In the morning, I did the second Dafa exercise of “holding the wheel.” In one hour, my mind went through four sets of chaotic, vivid memories, from the workplace to the family, and then to the arguments with police, and so on. I discussed my situation with other practitioners and asked them to send righteous thoughts to help me. However, I couldn’t study the Fa, nor concentrate on sending righteous thoughts. I was unable to sleep all night for two or three nights, and even had doubts about my determination to send righteous thoughts. Lying in bed in serious pain one day, I kept saying in my mind, “Choose Master! choose Dafa!” Resisting the chaotic thoughts, I got up and sent righteous thoughts. In an instant, my mind became much purer, and I finally experienced the power of sending righteous thoughts. Sincerely, thanks to Master!

I identified many attachments, including zealotry, showing off, impatience, seeking comfort, wanting to escape, and pursuing profit, resentment, and influence from the CCP’s indoctrination. I sent righteous thoughts to eliminate the attachments so I could begin to study the Fa earnestly and memorize the Fa. I also identified my worries, affection for my child, fear, being self-opinionated, etc. I felt ashamed for letting Master worry so much.

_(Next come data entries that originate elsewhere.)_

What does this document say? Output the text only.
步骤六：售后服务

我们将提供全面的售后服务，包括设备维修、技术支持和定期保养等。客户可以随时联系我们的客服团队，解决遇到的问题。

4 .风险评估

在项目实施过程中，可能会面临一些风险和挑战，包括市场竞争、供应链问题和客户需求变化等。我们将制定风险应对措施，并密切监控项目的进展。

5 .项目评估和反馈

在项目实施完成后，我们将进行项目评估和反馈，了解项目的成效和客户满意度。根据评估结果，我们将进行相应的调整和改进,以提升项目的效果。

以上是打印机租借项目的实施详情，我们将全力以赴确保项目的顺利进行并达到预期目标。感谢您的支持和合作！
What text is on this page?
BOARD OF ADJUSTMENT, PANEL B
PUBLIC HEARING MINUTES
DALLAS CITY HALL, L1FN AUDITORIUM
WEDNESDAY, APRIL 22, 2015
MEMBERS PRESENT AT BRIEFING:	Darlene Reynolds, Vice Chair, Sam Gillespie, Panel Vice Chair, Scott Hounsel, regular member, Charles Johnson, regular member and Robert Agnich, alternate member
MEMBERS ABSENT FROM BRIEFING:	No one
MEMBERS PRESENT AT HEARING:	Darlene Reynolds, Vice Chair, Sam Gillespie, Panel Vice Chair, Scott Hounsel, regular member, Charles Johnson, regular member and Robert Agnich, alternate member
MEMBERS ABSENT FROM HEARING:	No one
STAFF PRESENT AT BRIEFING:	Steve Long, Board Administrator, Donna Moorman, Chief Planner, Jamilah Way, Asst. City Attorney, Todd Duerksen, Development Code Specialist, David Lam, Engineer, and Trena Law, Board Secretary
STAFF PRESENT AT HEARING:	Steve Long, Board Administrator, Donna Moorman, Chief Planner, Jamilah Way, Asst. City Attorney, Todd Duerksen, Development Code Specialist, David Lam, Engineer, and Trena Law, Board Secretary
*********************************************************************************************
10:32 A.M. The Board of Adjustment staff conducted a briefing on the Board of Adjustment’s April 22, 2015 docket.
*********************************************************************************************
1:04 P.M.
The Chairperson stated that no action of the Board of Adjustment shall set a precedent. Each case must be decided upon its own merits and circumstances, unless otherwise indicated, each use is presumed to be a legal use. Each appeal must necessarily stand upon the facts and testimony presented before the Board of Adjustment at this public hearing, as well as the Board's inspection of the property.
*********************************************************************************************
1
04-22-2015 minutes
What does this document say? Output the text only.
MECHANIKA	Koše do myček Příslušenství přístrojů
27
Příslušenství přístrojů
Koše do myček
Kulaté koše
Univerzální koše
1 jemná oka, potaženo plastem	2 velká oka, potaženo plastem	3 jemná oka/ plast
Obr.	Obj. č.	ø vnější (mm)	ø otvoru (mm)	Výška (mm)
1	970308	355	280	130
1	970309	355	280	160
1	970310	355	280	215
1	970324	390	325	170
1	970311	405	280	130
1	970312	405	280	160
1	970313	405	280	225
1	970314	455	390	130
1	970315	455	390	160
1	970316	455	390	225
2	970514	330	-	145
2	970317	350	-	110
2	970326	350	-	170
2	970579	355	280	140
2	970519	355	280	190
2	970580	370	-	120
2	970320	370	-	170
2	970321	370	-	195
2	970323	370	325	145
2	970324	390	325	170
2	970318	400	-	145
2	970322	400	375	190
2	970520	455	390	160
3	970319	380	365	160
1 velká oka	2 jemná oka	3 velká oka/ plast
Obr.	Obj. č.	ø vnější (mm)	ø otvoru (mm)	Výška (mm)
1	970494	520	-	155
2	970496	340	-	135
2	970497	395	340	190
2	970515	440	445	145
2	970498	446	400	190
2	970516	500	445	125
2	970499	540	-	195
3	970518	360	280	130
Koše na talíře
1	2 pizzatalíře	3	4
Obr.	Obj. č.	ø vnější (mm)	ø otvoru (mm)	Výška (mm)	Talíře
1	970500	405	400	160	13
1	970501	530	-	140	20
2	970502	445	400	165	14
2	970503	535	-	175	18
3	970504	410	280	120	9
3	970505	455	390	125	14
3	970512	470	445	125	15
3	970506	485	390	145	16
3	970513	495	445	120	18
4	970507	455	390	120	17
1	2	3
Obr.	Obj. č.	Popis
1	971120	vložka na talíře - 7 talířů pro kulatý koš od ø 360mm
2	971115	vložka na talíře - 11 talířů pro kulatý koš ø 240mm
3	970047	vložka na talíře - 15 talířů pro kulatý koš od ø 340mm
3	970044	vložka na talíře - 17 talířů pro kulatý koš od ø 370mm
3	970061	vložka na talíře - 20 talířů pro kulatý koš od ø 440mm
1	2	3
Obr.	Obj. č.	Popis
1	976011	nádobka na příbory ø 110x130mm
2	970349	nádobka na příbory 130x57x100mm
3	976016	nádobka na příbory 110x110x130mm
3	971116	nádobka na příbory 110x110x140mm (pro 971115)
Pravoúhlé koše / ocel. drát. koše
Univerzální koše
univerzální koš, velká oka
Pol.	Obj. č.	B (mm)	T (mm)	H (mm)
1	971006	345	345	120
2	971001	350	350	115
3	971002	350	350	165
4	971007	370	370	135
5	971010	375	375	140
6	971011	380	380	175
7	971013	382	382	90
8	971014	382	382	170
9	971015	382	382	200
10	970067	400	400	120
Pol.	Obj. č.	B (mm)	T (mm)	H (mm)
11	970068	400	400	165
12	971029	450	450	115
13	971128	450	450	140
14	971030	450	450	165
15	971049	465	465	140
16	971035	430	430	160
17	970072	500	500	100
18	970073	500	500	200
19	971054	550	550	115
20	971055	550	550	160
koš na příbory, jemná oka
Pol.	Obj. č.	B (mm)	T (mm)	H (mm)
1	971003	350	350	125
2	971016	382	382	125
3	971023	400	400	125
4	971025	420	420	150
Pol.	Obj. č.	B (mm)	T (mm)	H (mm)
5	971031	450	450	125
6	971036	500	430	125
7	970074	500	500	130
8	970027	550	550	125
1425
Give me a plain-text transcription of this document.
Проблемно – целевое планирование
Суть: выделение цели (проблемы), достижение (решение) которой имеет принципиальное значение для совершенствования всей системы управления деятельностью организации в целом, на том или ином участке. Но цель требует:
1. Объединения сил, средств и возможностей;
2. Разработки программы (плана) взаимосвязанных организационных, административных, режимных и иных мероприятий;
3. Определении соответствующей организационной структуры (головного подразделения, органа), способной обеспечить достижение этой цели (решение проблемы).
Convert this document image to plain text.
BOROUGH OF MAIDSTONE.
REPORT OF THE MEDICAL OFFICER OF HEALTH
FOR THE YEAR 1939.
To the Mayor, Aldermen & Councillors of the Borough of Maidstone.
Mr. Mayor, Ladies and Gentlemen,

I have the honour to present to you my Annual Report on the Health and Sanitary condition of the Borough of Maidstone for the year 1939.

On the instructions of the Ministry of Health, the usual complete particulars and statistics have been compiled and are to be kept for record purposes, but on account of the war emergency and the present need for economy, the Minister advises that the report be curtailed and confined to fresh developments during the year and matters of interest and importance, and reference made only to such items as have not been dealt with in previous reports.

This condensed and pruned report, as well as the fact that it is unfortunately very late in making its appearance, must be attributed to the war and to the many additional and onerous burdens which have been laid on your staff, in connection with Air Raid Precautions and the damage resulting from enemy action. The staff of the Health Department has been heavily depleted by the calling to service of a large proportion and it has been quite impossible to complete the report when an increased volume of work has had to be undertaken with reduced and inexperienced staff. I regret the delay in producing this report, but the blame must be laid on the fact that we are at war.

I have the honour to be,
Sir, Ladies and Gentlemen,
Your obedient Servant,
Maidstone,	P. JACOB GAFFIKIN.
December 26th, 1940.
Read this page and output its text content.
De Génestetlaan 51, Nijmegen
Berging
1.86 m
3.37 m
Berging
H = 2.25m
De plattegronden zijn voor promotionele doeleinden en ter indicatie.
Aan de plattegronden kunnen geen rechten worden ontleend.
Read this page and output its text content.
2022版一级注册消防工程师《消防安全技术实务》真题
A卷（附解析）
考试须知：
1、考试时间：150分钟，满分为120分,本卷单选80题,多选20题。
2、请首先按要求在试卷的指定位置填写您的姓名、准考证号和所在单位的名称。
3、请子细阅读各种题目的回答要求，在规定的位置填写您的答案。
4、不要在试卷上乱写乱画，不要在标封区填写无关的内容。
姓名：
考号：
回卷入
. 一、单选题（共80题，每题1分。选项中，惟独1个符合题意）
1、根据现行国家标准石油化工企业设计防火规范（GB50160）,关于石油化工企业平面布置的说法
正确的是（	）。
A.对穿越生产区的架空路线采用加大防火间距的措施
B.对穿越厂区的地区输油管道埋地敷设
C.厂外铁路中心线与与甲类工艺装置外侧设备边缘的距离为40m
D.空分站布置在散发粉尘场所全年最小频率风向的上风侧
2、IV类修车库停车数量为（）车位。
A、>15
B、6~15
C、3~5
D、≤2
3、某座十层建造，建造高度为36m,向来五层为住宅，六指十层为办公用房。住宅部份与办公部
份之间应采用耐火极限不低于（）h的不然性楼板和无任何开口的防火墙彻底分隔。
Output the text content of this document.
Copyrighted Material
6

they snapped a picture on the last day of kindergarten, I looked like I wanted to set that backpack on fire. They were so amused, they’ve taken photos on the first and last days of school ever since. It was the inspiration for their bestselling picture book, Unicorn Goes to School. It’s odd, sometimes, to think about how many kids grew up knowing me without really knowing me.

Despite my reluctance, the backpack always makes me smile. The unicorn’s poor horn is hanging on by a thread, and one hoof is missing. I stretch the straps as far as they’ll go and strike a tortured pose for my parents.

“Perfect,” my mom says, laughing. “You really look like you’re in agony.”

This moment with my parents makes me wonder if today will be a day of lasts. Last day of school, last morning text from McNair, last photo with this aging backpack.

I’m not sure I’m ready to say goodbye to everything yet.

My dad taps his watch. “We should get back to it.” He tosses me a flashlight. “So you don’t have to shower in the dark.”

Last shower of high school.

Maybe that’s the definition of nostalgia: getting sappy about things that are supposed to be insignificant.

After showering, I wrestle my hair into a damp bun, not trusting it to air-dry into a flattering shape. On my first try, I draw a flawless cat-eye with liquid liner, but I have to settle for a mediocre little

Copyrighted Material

I repeatedly studied the Fa to improve and truly distinguish myself from the old forces, thought karma, and other bad factors. Only by finding myself first could I eliminate the bad elements.

Master will definitely make the best arrangements for practitioners, so we can walk the right path of cultivation. I choose to go home with Master. I know that only compassionate Master can save me and will never give up on me.